I What is the difference between Gaussian and sectional curvature?

[PhysicsRock]

TL;DR

See title

In a homework problem, I had to derive the relationship $R_{\mu\nu} = \pm K g_{\mu\nu}$ on a surface, i.e. a $2$-dimensional submanifold of $\mathbb{R}^3$. Here, $K$ is the Gaussian curvature. I think I managed to do that, but from my derivation I don't see why this result is restricted to the mentioned special case. I believe it has to do with the fact that I used Gaussian curvature explicitly, not sectional curvature as one would in the general case. However, I don't really understand the difference between the two. I can imagine that Gaussian curvature is a global property, which would allow for us to say that $R_{\mu\nu} = K g_{\mu\nu}$ is true everywhere on a such a manifold, whereas in the general case this might not be true in every chart, we still might find some where this holds.
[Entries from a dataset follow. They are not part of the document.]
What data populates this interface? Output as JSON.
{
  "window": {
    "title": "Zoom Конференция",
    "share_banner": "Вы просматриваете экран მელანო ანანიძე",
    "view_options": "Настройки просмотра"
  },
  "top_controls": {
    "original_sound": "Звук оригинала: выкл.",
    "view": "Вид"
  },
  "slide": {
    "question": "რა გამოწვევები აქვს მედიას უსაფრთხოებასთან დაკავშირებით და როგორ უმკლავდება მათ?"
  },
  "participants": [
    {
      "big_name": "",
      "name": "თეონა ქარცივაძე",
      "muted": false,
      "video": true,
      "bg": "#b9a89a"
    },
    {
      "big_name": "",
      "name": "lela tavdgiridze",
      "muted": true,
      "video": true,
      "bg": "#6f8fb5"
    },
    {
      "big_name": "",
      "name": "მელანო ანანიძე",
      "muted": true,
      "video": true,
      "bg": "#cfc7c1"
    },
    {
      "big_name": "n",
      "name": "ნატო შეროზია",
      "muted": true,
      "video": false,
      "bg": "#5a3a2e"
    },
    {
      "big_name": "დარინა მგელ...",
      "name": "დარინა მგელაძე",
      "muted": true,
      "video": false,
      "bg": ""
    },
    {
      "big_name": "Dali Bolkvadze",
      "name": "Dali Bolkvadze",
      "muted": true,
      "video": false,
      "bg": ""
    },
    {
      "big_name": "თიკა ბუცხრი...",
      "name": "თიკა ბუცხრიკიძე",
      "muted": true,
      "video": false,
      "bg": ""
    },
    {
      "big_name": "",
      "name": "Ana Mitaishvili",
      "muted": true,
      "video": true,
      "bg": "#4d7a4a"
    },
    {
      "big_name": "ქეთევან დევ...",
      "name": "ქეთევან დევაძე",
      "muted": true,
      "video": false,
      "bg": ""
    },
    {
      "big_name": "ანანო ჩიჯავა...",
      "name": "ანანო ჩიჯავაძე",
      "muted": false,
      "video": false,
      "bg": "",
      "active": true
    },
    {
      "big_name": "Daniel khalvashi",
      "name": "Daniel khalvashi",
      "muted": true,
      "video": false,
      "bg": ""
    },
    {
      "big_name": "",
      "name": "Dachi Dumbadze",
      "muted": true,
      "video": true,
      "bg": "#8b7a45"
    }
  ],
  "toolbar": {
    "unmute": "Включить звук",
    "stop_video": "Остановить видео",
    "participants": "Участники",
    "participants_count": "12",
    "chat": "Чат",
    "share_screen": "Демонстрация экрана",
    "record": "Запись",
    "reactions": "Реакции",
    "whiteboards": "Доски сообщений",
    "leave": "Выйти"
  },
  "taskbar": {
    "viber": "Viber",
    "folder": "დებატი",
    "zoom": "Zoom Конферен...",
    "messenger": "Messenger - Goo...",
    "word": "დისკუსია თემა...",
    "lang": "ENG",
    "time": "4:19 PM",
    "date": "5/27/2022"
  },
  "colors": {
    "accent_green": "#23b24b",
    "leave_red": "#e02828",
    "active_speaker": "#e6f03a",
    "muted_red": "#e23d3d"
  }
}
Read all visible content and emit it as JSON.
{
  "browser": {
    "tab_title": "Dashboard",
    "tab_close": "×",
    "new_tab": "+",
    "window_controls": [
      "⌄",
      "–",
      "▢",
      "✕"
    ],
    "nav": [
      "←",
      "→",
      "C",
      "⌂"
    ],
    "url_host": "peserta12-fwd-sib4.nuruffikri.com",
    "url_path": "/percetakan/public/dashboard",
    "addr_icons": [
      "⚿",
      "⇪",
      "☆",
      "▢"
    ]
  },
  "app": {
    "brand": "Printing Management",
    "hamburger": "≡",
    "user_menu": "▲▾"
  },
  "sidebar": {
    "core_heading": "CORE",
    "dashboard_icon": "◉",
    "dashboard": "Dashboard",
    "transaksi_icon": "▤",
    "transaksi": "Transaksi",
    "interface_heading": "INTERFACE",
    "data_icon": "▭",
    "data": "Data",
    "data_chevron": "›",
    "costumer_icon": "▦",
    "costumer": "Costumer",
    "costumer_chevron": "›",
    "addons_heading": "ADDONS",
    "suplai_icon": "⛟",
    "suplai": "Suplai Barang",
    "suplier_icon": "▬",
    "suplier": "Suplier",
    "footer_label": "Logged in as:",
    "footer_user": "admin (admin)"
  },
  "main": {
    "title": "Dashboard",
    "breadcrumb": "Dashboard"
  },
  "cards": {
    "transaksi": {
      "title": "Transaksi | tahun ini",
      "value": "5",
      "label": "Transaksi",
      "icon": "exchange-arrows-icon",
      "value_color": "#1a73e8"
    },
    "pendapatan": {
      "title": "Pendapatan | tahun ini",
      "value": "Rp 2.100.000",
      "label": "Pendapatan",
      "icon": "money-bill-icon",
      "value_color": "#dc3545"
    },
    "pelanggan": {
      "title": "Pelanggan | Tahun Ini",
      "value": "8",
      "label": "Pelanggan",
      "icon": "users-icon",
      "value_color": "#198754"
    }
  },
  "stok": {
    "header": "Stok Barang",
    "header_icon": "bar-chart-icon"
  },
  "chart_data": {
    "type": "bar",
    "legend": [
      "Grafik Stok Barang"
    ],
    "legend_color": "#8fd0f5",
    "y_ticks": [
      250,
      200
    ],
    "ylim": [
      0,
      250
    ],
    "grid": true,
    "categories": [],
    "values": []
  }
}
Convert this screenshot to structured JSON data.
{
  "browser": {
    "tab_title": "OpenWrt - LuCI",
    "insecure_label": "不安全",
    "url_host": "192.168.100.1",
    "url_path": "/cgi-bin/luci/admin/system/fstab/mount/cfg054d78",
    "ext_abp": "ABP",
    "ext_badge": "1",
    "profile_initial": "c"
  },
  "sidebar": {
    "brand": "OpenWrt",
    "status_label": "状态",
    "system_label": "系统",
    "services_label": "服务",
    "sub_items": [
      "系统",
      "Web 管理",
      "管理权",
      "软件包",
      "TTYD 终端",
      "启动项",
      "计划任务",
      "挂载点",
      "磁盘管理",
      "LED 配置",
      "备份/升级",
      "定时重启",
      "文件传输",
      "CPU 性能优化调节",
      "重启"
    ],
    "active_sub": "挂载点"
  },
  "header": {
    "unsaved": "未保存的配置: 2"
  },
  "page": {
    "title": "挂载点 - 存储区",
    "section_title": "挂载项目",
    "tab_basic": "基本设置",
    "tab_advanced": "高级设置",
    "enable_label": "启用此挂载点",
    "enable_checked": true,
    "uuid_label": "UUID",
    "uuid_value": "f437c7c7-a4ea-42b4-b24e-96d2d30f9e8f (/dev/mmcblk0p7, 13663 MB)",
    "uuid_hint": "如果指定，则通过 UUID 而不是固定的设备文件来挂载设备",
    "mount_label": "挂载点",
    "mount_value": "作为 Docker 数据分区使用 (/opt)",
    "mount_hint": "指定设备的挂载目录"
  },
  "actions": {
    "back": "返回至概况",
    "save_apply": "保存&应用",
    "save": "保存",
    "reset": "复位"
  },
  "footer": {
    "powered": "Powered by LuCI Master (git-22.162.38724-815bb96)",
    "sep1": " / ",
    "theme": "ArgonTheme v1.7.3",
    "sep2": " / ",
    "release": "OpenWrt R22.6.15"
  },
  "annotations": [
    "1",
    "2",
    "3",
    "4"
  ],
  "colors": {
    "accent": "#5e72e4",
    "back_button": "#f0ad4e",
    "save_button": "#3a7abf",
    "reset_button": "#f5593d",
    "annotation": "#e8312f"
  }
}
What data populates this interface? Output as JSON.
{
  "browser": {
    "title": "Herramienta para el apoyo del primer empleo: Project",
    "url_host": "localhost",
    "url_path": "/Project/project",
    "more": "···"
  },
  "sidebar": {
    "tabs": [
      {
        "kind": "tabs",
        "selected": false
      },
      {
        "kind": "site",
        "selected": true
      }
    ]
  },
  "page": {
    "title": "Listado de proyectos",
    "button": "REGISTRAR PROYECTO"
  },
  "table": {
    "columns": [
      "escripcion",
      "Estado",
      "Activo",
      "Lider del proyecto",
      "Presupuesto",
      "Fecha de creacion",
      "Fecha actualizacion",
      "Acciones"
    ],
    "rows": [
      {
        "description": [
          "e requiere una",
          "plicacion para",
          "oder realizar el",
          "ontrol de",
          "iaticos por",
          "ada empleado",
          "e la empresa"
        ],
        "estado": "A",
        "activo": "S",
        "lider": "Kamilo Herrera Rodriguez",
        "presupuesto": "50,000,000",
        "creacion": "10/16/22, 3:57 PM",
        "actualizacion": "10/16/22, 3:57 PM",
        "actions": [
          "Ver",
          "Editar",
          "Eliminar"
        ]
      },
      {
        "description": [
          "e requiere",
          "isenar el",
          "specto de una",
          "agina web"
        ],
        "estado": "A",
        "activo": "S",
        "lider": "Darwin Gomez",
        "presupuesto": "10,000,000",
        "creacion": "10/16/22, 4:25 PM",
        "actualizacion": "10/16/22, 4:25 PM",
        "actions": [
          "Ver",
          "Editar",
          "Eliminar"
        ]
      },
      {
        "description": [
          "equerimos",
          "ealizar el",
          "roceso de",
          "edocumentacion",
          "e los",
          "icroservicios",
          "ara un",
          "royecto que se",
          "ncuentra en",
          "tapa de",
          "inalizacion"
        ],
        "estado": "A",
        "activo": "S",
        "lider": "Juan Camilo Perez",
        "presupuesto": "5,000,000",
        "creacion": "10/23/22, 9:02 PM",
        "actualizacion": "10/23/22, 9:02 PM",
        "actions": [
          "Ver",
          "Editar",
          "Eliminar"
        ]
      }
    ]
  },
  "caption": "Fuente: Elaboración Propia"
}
Thank you in advance for any help.

A quick disclaimer at the end. Although this question arose from a homework problem, it's about my understanding in general and not about said problem specifically. Therefore, I thought it would be asked here best, not in the homework forums.

 

[andrewkirk]

I think that for a 2D manifold M, the sectional curvature (SC) at a point P will always equal the Gaussian curvature (GC) at P, because the SC is the GC at P of the submanifold S covered by applying the exponential map to the vectors in the tangent plane T_PM radiating away from P.

Except perhaps in pathological cases, the submanifold S will include an open neighbourhood of P in M, so the GC at P in S (which is the sectional curvature) will be the same as the GC at P in M.

Where M has dimension m > 2, that result will no longer apply, as S will be a proper submanifold of M on any neighbourhood of P. The relationship of SC to GC will depend on the choice of two tangent vectors to define the tangent plane at P: the vectors u and v in this article about sectional curvature.

In general neither SC nor GC would be a global property.